Reputation: 21
I tried to get some data from the Amazon website with this code:
public class Bot {
public static void main(String[] args) throws IOException {
BufferedReader buff;
InputStreamReader inStream;
String htmlCode = null;
try{
URL url = new URL("http://www.amazon.it/gp/bestsellers/electronics/473246031/ref=s9_dnav_bw_ir12_z?pf_rd_m=A11IL2PNWYJU7H&pf_rd_s=center-1&pf_rd_r=1VC27Z69NFM1FJAR2YNY&pf_rd_t=101&pf_rd_p=245982287&pf_rd_i=412609031");
URLConnection urlConnection = (URLConnection)url.openConnection();
inStream = new InputStreamReader(urlConnection.getInputStream());
buff = new BufferedReader(inStream);
while(true){
if (buff.readLine()!=null){
htmlCode += buff.readLine() + "\n";
}else{
break;
}
}
int startFrom = htmlCode.indexOf("<div class=\"zg_rank\">");
int endFrom = htmlCode.indexOf("</div>");
String idNumber = htmlCode.substring(startFrom, endFrom);
System.out.println(idNumber);
}catch(Exception e){};
}
}
So what did I wrong? How can I fix this?
Upvotes: 2
Views: 11135
Reputation: 31
No my friend, your code is correct. However, a string instance cannot hold the whole page. Here is how you point from the beginning to the end of your div in question:
boolean CodeNeeded = false;
while ((line = br.readLine()) != null) {
// Here I Point on the beginig of the Code needed
if(line.contains("<div class=\"zg_rank\">")){
CodeNeeded = true;
}
// Here I Point on the End of the Code needed
if (line.contains("</div>")) {
CodeNeeded = false;
}
// If the Code is needed Stored it in DivWanted
if(CodeNeeded) {
DivWanted += line + "\n";
}
}
Upvotes: 3
Reputation: 2337
Maybe you need to try something like that:
int startFrom = htmlCode.indexOf("<div class=\"zg_rank\">");
int endFrom = htmlCode.indexOf("</div>", startFrom);
Than you search first </div>
appearance after <div class="zg_rank">
.
Upvotes: 0
Reputation: 424973
I'm trying to use telepathy, and I think it worked!
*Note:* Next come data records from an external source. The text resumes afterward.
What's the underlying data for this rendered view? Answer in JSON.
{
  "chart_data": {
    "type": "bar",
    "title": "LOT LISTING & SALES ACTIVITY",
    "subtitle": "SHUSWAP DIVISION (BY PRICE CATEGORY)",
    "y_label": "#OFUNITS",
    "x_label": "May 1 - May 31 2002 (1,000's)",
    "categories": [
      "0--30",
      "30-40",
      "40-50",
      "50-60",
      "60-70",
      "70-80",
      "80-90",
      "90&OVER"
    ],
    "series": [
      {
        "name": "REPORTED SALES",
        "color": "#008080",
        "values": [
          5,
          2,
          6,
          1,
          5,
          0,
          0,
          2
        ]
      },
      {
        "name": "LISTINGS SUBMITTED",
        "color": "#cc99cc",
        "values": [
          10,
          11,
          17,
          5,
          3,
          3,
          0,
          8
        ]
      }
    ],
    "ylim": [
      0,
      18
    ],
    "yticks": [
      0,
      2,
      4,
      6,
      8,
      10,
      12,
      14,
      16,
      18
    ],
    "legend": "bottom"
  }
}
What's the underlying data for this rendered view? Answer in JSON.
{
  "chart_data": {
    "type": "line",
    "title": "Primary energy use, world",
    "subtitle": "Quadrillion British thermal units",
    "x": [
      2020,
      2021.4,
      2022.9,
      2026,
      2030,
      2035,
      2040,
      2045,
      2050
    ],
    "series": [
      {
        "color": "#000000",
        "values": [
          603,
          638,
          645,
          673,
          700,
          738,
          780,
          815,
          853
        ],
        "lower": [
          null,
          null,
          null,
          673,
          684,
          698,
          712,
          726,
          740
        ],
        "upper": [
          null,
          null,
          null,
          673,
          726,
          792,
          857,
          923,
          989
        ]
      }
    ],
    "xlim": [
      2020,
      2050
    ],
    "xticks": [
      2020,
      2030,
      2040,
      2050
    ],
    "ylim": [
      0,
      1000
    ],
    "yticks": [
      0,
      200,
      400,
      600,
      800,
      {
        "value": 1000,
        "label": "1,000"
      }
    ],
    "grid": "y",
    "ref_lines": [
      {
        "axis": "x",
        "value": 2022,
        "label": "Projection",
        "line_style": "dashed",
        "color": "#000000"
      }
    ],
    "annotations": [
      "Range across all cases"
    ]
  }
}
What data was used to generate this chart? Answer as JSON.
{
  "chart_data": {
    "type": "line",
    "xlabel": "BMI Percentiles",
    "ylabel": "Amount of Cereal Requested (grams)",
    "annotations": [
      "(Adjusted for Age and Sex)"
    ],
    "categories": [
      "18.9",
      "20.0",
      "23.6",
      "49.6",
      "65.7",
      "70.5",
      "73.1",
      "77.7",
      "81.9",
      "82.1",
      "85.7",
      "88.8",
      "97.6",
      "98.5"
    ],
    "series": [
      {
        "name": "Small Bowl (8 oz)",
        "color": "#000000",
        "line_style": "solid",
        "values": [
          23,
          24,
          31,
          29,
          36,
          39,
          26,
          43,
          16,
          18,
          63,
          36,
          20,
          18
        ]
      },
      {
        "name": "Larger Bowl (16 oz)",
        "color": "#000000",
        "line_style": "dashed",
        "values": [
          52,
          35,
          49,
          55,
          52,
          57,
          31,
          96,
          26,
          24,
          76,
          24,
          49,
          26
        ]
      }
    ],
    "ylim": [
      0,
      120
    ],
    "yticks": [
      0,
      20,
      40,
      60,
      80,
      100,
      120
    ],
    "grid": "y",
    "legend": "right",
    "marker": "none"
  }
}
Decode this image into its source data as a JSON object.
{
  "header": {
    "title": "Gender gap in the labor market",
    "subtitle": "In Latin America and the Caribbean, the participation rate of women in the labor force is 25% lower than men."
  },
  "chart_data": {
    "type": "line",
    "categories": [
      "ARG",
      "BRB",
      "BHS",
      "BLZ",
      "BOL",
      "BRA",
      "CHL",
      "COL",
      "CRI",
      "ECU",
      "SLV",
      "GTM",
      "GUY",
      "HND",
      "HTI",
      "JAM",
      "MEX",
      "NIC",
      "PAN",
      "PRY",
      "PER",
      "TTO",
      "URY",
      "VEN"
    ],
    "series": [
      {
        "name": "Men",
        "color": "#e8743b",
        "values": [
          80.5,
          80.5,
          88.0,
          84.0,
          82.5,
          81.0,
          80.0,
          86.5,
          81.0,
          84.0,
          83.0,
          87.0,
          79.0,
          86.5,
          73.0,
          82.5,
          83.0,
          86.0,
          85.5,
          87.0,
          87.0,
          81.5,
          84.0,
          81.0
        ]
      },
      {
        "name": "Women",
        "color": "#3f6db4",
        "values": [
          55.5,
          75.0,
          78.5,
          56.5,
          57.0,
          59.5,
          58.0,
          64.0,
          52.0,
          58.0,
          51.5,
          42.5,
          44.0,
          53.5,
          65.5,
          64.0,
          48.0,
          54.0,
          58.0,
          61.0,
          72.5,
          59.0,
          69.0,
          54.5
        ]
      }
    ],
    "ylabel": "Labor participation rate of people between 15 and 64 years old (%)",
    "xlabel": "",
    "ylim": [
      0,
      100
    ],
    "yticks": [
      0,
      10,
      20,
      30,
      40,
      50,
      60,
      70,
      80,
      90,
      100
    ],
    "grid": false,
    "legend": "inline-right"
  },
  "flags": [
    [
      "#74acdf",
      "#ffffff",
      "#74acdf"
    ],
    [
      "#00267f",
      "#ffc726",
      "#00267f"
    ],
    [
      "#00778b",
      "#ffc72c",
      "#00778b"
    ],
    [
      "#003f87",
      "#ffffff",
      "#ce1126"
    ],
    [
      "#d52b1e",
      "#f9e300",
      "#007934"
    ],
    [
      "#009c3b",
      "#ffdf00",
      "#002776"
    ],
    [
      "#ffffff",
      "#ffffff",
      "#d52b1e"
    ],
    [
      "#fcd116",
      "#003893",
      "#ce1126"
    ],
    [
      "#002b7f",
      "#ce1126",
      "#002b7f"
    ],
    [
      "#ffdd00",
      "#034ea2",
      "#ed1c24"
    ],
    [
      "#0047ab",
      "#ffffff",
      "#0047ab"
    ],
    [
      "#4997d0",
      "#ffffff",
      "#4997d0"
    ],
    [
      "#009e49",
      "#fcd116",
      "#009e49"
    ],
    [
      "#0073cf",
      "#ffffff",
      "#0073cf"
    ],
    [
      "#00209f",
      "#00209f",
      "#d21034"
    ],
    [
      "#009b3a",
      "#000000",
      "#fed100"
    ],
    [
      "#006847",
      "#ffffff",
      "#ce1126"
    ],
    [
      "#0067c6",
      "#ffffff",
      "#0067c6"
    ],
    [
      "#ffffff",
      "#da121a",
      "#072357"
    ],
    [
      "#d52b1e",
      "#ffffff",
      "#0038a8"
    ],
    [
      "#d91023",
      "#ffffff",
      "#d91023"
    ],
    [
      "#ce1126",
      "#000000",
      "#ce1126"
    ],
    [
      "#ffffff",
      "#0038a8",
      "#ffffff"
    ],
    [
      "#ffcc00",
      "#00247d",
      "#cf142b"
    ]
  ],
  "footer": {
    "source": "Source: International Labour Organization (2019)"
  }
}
I think your problem is the endFrom
. Try this:
int endFrom = htmlCode.lastIndexOf("</div>"); // lastIndexOf, not indexOf
Otherwise, you'll only get up to the first </div>
EDITED:
To get the next </div>
after your start, use this:
int endFrom = htmlCode.indexOf("</div>", startFrom); // Add 2nd parameter
Upvotes: 0